The dominant mode of understanding has it that Islamism or the Islamist movement1 is traditionalist, and a revolt against modernity. Sivan describes Islamism as ‘a reaction against modernity’ (1985: 11). Likewise, Bernard Lewis (1988, 1993, 2002, 2003) and Moghissi (1999) contend that Islamism is hostile to modernity. A different version of this argument pleads that Islamism is an ‘authentic’ discourse untouched by modernity (Kelidar 1981; Davutoglu 1994; Sayyid 1997). In yet another version of this argument, Tibi avers that Islamism symbolizes the dream of ‘semi-modernity’ because, while it embraces the technological dimensions of modernity, it shuns the rationality of modernity (1995: 82). Based on the similar premise, Lawrence contends that Islamic fundamentalism is not only ‘anti-intellectual’ but also ‘anti-modernist’ (1987: 31, see also Ayubi 1991: 250).
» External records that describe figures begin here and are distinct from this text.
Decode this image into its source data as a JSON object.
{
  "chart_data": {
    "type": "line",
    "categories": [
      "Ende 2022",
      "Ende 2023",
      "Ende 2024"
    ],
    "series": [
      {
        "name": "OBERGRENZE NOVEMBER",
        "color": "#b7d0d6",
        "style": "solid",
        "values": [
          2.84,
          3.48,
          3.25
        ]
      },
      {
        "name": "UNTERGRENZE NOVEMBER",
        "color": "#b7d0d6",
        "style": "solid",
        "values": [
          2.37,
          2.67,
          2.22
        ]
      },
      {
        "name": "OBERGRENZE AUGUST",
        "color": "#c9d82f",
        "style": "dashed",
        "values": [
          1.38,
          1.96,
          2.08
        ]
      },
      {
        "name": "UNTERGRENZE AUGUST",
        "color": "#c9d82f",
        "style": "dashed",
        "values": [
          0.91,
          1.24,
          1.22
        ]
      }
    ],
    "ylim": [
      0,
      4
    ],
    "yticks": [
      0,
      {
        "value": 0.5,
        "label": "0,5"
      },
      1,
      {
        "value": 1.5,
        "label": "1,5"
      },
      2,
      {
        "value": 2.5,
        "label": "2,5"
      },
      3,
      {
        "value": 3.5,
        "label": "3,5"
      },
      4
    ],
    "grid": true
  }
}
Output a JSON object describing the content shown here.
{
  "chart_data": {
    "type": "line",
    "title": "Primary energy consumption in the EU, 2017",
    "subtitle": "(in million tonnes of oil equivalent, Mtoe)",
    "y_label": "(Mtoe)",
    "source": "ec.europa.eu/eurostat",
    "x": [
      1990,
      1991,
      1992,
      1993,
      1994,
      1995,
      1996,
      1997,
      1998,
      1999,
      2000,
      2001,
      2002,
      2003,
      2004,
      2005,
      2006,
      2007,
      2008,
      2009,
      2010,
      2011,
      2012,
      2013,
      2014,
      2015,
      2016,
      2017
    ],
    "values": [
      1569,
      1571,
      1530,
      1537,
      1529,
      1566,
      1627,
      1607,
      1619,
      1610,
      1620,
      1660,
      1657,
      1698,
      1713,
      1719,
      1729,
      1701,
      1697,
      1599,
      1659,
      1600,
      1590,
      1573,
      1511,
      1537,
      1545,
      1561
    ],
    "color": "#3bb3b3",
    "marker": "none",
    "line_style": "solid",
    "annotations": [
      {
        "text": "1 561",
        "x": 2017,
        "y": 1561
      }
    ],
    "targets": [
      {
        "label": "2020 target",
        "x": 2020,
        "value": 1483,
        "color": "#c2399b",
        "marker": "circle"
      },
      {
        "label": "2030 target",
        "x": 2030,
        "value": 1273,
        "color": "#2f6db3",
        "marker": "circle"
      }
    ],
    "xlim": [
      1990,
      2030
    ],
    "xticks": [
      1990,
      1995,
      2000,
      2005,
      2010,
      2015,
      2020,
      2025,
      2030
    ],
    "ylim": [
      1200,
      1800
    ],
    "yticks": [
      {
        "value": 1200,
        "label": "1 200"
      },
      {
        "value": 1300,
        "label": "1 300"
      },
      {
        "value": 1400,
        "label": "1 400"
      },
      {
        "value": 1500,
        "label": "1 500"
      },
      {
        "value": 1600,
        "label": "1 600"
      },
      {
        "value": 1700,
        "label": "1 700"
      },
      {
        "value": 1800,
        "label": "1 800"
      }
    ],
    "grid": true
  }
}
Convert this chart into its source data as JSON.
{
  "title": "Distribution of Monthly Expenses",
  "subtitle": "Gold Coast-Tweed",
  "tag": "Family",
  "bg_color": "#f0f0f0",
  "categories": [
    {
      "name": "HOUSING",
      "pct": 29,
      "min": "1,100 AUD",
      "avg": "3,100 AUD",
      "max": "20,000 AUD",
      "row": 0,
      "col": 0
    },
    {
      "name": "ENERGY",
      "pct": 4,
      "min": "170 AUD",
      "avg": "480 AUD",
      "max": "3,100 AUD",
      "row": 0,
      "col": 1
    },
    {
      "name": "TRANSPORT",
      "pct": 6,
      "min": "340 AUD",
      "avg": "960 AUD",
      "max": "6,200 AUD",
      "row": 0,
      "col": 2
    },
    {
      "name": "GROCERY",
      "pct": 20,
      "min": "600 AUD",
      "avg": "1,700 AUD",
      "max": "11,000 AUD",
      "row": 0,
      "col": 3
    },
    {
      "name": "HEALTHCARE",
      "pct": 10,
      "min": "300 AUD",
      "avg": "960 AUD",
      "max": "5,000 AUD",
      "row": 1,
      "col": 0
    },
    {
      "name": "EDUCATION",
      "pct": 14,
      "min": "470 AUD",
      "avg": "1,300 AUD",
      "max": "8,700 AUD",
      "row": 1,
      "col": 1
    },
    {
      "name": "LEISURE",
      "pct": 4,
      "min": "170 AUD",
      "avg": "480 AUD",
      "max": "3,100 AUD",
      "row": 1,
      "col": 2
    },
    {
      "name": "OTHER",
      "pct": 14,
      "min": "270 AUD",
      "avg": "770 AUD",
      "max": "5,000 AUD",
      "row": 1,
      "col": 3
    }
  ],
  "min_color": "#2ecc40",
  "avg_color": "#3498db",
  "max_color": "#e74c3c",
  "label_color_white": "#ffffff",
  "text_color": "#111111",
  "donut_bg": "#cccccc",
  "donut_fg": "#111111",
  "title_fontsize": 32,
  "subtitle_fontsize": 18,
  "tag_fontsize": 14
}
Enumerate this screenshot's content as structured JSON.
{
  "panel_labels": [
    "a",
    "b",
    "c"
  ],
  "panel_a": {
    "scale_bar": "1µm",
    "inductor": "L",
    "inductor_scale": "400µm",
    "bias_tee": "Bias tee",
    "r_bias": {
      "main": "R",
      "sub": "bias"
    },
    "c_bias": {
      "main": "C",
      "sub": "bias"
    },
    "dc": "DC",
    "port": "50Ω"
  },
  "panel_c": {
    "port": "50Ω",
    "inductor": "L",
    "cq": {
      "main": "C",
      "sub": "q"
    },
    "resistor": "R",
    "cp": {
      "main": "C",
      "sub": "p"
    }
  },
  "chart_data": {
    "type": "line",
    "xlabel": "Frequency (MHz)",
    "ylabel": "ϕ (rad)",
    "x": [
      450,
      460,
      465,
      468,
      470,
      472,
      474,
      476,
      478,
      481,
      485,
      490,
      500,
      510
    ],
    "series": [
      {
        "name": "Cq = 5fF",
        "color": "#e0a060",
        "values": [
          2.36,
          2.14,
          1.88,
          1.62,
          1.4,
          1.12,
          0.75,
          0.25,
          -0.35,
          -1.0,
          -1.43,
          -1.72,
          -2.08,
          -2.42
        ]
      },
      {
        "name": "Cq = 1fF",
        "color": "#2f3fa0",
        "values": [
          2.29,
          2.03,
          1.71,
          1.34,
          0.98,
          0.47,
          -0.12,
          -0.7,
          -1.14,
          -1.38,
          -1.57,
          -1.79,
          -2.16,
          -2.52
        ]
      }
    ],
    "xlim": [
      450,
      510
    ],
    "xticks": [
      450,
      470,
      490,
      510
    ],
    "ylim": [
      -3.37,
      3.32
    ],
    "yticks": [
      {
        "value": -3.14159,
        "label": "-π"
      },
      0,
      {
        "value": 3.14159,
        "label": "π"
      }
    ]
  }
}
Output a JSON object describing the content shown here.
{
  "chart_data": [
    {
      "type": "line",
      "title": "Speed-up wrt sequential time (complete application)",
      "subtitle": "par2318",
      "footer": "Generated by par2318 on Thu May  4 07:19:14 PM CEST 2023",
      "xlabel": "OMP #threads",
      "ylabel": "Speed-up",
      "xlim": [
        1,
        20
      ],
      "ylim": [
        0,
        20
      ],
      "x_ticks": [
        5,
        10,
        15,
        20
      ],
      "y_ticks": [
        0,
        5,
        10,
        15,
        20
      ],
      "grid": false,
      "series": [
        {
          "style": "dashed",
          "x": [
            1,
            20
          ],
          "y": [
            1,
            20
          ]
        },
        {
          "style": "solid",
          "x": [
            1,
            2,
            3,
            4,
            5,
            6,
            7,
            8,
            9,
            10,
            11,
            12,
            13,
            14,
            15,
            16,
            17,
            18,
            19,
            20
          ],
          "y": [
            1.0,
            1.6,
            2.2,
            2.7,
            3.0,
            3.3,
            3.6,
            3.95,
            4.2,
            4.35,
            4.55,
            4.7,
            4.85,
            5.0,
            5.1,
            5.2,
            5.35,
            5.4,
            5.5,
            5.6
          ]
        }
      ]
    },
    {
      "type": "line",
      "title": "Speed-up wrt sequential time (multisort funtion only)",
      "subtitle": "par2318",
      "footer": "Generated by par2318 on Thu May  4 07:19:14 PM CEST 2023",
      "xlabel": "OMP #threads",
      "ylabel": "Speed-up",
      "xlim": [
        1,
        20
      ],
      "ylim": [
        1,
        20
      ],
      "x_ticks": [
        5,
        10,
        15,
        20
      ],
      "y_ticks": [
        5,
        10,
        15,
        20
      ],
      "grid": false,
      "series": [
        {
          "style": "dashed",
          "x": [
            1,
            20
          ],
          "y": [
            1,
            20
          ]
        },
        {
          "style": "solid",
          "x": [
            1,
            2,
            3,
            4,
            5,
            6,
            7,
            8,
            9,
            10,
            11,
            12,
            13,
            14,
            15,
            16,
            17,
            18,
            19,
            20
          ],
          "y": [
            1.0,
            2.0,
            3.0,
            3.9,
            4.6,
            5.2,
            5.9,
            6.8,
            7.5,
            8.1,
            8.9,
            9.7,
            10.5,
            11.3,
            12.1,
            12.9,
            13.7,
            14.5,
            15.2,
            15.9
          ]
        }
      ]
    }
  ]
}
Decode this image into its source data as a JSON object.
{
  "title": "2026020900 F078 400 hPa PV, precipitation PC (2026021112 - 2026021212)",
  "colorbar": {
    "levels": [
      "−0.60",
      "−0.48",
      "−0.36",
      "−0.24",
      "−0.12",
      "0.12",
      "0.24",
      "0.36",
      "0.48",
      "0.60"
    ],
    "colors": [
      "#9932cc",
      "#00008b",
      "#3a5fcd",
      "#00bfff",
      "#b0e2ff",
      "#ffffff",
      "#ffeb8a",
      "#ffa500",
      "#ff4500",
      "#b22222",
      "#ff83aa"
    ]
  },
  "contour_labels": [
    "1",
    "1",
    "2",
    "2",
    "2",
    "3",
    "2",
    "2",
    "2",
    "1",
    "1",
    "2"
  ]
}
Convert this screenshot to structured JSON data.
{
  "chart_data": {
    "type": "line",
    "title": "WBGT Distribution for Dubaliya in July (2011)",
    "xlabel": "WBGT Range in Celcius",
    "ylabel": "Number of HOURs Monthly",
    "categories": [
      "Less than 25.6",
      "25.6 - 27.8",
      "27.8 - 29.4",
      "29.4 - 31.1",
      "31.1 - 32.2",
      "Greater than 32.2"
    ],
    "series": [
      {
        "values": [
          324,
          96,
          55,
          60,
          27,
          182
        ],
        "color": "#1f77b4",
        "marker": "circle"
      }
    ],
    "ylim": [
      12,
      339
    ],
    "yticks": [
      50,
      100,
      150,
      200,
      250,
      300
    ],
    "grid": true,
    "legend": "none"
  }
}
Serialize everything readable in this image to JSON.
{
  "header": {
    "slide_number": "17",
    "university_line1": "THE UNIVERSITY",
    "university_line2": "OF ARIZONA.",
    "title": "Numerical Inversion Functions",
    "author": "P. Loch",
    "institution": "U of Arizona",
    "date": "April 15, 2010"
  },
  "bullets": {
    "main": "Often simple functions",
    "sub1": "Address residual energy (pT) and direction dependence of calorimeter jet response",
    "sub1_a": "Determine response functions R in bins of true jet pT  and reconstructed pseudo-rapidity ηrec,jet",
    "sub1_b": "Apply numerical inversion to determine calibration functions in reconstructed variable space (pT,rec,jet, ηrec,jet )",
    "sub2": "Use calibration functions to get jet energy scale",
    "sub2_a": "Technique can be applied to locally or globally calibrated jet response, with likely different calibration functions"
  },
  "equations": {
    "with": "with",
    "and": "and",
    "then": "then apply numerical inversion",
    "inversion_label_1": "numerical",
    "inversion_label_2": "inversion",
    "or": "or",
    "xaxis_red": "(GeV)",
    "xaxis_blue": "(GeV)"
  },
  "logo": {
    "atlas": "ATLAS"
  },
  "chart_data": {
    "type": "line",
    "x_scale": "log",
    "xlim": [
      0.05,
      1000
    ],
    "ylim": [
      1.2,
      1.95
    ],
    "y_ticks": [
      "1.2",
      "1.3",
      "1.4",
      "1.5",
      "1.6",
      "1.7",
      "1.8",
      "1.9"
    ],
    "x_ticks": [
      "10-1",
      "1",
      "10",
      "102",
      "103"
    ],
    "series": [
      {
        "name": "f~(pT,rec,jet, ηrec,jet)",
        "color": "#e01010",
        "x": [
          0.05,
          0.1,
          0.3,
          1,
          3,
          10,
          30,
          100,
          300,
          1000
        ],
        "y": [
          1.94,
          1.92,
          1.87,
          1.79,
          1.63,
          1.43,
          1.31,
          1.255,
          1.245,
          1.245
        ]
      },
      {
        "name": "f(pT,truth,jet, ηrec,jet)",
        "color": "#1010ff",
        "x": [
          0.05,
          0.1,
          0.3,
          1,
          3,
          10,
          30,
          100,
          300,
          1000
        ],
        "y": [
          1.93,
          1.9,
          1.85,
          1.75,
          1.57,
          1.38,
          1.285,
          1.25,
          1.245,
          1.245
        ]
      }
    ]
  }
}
In Defenders of God: The Fundamentalist Revolt against the Modern Age, he makes a distinction between ‘modern’ and ‘modernist’. In his view, fundamentalists are ‘modern’ because they welcome ‘the instrumentalities of modern media, transport, or warfare’ and ‘relate fully to the infrastructures that have produced the unprecedented options for communication and mobility that today’s world offers’ (1995: 1). They are, however, not ‘modernist’ for they reject ‘modernism as a holistic ideological framework’ (ibid.: 17). Central to modernism, Lawrence writes, are the ‘values of Enlightenment’, ‘banner of secularism’ and ‘individual autonomy’ (ibid.: 6, 27). Though there are significant differences in the ways Tibi and Lawrence, as well as Lewis,

Sayyid, Sivan and others, characterize Islamism, they tend to broadly converge in their view that it is opposed to ‘real’ modernity or it is only partially modern as it disregards Enlightenment values and rationality.